Example response after failed request:
{ "success": false, "error": "The value of data[username] needs to be unique in the database", "code": "username_in_use" }
Modify Web File Share user accounts
Target URL | /api.php/admin-users/edit |
Required scope | admin |
HTTP Method | POST |
Output format | JSON |
Request Parameters Reference
Besides the parameters described higher, for adding user accounts, this API method uses also the following:
Parameter | Type | Required | Description |
---|---|---|---|
UID | integer | Yes | The user ID |
Delete Web File Share user accounts
Target URL | /api.php/admin-users/delete |
Required scope | admin |
HTTP Method | POST |
Output format | JSON |
Request Parameters Reference
Parameter | Type | Required | Description |
---|---|---|---|
UIDS | array | Yes | Array of user ID integers |
deleteHomeFolder | boolean | No | If included, this will cause the user(s) home folders to also be deleted. |
Revoking app authorization (for users)
Users can see the authorizations made for the various apps, inside the “Account Settings” and can revoke them from the same location at any time.
Troubleshooting
"Check the "access_token" parameter"
If you cannot get past the error “The request is missing a required parameter, includes an invalid parameter value, includes a parameter more than once, or is otherwise malformed. Check the “access_token” parameter.”, although you have checked and your HTTP request includes the “Authorization” header with a valid “Bearer” token, perhaps PHP doesn't get the variable “$_SERVER['HTTP_AUTHORIZATION']
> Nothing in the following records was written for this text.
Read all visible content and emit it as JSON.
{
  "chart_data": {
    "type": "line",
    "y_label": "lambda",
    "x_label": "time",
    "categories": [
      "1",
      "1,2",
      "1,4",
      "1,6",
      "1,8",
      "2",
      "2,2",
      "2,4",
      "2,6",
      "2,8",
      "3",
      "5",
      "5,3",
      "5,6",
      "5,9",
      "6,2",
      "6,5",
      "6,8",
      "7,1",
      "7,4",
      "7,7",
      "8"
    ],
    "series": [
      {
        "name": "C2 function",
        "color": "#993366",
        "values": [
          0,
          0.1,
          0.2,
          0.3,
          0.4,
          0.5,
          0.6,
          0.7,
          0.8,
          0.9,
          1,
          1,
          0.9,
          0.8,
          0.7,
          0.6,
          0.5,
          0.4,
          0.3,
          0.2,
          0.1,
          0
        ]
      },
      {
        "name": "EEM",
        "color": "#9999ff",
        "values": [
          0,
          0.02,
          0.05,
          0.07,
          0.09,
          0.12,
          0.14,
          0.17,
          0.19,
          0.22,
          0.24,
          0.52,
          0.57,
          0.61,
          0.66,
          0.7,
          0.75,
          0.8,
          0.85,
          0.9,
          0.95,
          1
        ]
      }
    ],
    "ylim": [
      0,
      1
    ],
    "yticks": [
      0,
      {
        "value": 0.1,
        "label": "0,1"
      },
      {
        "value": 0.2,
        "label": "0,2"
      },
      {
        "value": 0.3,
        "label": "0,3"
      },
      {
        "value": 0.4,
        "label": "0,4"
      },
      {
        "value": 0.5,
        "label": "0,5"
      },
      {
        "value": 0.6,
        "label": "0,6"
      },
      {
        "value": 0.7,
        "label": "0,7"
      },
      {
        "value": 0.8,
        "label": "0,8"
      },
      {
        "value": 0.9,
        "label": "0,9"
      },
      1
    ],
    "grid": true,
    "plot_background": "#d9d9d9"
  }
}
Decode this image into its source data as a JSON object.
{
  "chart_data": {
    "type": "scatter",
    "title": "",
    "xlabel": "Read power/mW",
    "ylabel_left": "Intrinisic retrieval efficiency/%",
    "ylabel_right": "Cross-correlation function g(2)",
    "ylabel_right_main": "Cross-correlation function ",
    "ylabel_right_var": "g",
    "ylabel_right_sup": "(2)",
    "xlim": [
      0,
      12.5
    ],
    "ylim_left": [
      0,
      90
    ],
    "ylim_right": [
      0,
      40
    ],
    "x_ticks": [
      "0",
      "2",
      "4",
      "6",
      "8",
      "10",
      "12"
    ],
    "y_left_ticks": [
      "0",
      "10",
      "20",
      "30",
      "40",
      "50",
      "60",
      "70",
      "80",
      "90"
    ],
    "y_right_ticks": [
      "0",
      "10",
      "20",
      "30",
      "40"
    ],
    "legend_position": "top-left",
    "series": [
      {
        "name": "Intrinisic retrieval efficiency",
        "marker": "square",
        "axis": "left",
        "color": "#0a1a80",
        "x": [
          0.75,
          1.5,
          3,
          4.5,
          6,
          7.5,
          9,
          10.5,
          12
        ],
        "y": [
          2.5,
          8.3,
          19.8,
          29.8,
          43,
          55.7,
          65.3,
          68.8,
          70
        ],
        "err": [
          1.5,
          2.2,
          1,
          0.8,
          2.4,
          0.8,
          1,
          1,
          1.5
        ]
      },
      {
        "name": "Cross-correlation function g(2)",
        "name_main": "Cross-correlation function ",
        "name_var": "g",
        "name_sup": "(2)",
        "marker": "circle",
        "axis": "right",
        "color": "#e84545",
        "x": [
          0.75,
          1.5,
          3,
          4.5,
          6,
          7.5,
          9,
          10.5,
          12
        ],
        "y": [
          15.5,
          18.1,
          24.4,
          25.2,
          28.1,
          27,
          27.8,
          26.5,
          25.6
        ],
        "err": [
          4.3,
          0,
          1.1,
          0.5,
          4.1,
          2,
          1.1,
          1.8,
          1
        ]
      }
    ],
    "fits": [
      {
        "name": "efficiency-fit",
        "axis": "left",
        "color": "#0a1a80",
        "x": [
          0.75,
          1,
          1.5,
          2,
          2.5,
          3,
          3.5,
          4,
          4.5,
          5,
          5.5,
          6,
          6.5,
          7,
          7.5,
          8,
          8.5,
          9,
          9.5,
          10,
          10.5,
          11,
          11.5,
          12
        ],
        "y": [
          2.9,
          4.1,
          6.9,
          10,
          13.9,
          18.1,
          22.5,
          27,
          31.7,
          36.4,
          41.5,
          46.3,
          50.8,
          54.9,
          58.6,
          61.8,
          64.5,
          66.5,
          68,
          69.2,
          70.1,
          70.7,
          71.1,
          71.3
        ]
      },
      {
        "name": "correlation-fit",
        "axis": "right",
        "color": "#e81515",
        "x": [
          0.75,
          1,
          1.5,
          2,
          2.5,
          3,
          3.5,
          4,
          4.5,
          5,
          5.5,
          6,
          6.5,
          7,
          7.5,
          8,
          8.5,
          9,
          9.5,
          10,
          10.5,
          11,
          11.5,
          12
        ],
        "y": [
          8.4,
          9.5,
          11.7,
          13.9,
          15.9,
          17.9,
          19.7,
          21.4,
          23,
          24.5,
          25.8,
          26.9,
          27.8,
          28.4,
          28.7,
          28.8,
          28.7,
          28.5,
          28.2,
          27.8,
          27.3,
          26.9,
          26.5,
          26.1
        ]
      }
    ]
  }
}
” populated. In which case, if you are running Apache, make sure you have the following code inside the “.htaccess
” file:
RewriteEngine On RewriteCond %{HTTP:Authorization} .+ RewriteRule .* - [[E=HTTP_AUTHORIZATION:%{HTTP:Authorization}]]
If you are using a virtual host, make sure the above is inside the Virtualhost tag, not in Directory tag.